太陽神の祭壇からモスクへ転用された。ミフラーブの跡がある。
この石柱の下に仰向けにもぐりこむと…このような美しいレリーフが見られる。

ああ憧れのパルミラ遺跡② 奈良県パワーを見よ!

2005年10月02日 06時34分06秒 | 中東ヘロヘロ紀行
ヒジュラ暦1426年シャアバーン(8月)28日 ヤウム・ル・アハドゥ(日曜日)

ボルハとボルパの墓の入口。


 ボルハとボルパいう、妙に語呂の良い人たちの墓に入場。


 入口の上に、ギリシア神話に出てくるサテュロスの頭部が飾ってある。日本の鬼瓦と同じように、魔よけの意味があるらしい。

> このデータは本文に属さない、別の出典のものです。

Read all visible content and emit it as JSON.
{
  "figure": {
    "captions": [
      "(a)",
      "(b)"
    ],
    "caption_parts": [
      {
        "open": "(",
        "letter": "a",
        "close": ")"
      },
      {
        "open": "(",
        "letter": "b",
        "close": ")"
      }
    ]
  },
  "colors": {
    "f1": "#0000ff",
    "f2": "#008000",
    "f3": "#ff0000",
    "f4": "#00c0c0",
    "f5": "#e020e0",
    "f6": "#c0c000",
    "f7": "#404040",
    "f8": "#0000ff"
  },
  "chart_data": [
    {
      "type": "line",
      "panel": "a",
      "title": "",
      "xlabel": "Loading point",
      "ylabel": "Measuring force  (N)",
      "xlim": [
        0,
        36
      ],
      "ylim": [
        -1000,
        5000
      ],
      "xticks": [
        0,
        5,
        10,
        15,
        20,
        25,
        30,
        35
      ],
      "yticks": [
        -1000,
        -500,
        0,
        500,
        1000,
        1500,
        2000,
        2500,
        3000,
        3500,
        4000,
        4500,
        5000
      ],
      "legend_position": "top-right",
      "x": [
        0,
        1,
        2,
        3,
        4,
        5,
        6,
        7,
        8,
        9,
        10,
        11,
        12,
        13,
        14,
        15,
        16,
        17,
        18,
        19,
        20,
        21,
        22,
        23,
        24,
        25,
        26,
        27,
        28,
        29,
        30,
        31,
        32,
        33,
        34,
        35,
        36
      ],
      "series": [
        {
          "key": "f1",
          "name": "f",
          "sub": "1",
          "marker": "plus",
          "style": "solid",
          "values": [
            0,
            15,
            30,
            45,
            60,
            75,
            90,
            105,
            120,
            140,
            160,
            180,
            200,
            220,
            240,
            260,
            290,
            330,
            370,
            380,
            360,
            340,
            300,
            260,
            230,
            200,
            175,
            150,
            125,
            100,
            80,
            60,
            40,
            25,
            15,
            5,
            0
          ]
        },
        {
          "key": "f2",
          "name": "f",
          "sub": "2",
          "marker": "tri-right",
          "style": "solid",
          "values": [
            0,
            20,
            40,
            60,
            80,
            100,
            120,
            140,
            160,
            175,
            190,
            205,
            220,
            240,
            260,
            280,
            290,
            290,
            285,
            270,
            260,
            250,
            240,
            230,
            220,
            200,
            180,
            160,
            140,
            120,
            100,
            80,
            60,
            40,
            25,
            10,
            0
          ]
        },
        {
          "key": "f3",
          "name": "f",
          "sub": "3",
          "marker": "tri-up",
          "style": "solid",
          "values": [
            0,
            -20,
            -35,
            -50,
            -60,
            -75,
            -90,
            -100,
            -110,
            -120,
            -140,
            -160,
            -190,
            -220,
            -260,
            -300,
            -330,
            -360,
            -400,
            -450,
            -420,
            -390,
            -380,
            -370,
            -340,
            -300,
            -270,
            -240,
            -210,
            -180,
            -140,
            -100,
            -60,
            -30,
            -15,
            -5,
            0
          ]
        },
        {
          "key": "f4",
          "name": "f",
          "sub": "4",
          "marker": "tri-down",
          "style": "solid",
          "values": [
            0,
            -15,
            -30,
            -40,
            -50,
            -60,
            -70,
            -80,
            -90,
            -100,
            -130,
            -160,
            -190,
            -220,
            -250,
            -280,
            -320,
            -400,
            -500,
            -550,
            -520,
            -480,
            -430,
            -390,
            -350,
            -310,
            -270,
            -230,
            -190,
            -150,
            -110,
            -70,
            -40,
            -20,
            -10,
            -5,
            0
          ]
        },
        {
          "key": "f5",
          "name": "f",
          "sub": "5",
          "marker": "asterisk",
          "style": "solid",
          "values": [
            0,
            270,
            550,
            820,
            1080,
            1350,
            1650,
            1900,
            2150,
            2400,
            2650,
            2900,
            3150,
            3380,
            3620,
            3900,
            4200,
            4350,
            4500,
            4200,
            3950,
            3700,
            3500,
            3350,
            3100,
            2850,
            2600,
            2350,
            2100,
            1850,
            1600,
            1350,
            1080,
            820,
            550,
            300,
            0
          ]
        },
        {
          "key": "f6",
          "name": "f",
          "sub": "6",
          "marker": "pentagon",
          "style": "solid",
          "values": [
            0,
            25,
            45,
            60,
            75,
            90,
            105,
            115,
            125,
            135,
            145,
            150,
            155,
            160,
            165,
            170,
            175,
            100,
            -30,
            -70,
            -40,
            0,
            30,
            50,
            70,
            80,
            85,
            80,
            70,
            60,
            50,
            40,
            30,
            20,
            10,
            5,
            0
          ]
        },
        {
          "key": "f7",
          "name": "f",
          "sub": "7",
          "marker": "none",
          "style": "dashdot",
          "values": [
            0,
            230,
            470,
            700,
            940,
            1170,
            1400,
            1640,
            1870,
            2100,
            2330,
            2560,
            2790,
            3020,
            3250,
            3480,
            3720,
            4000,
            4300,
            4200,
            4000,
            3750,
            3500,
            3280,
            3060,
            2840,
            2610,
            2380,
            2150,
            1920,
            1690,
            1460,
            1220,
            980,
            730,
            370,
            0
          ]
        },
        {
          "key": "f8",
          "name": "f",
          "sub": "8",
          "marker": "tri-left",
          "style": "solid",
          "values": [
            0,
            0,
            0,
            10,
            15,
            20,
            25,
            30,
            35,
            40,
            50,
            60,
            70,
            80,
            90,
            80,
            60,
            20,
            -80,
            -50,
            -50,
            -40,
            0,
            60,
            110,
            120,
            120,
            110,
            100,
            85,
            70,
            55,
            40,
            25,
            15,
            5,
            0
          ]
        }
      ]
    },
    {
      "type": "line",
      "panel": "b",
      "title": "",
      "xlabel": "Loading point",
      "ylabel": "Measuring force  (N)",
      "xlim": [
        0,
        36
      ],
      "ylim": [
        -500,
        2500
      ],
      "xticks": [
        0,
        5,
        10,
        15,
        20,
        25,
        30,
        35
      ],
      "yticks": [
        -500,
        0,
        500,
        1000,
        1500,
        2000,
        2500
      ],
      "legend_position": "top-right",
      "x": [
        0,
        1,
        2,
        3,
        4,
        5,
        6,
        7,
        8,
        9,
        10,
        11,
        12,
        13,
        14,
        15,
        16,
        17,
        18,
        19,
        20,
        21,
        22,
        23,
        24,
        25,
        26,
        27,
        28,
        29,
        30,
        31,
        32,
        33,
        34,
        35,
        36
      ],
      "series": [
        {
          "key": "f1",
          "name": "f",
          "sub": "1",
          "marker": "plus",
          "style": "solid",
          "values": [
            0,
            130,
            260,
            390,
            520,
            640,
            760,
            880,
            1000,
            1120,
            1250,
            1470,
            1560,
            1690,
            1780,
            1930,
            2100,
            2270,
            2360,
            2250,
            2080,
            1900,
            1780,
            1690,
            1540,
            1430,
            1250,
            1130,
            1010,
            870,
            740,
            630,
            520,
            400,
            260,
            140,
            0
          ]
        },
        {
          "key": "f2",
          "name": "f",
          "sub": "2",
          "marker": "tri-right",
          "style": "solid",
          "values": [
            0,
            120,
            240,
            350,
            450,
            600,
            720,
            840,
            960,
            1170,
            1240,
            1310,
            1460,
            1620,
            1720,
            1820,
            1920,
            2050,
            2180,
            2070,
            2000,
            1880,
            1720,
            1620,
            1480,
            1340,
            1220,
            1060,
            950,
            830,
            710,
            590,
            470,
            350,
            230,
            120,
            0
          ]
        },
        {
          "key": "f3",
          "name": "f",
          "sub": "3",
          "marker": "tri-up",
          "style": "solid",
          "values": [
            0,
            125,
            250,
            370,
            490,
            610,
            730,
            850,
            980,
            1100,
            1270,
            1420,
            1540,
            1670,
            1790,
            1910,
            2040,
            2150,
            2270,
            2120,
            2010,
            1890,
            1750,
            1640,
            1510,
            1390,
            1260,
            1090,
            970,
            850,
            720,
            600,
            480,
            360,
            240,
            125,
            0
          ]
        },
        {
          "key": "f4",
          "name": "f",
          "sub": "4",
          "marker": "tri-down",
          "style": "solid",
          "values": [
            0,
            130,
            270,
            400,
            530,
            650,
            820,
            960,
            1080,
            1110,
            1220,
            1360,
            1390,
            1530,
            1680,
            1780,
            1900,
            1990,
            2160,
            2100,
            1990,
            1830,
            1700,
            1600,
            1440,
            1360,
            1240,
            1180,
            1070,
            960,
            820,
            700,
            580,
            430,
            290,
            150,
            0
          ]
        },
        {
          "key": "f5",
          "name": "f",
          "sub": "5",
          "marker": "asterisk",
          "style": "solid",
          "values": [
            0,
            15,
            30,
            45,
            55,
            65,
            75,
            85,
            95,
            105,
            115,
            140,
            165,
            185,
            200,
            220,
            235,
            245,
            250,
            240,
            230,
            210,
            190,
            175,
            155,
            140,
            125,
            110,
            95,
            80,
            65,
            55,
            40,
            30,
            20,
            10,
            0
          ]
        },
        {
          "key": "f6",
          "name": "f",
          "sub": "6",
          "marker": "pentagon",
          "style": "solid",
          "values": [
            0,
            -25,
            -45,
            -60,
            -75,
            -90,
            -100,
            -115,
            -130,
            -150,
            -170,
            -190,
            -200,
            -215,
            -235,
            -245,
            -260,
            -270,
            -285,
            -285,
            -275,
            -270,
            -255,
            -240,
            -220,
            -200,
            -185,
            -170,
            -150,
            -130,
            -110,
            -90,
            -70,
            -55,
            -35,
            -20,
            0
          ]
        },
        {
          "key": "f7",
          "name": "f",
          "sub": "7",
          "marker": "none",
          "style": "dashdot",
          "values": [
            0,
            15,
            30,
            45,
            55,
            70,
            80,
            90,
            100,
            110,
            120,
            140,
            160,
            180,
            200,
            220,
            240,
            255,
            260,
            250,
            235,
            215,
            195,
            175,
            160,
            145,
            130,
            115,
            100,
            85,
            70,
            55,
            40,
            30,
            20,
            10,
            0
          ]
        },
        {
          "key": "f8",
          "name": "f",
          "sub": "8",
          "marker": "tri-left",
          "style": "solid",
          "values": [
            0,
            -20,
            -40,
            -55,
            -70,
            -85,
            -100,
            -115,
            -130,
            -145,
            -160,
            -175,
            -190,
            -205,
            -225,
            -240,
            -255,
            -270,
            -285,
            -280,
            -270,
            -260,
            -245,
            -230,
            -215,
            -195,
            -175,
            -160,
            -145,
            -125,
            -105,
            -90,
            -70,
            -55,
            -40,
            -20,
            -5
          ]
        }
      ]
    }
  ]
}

 サテュロスといえば、先日閉幕した愛知万博のイタリア館の目玉が「踊るサテュロス像」だった。
 これは、1998年に2000年ぶりに海中で発見されたもので、シチリア島のマザラ・デル・ヴァッロ市の博物館で門外不出の至宝とされてきた。


 サテュロスについて簡単に触れておくと、酒の神デュオニソス(バッカス)の従者の一人で、山野の精。下半身が羊の若者の姿で表されることが多い。
 でも、パルミラのサテュロスはオヤジっぽい。 


 この像を発見したのが、奈良大学の調査隊である。1994年から、この墓の調査をしている。
 パルミラと奈良県の関係は深く、どちらも歴史的な街であることから、姉妹都市だかなんだかの連携をしているとか。
 奈良県の人はみんなそのことを知っているのだろうか? 
 この日も、奈良の調査隊が他の墓を発掘している現場に出くわした。猛暑の中、大変そうだった。


 しかし、エジプトといい、ウズベキスタンといい、ペルーといい、日本の調査隊はいろいろなところで活躍しているんだね。

サテュロスの頭部像の拡大。墓の奥には、家族のレリーフがある。
ボルハとボルパの墓の入口のプレート。右下にしっかり「奈良県」と書いてある。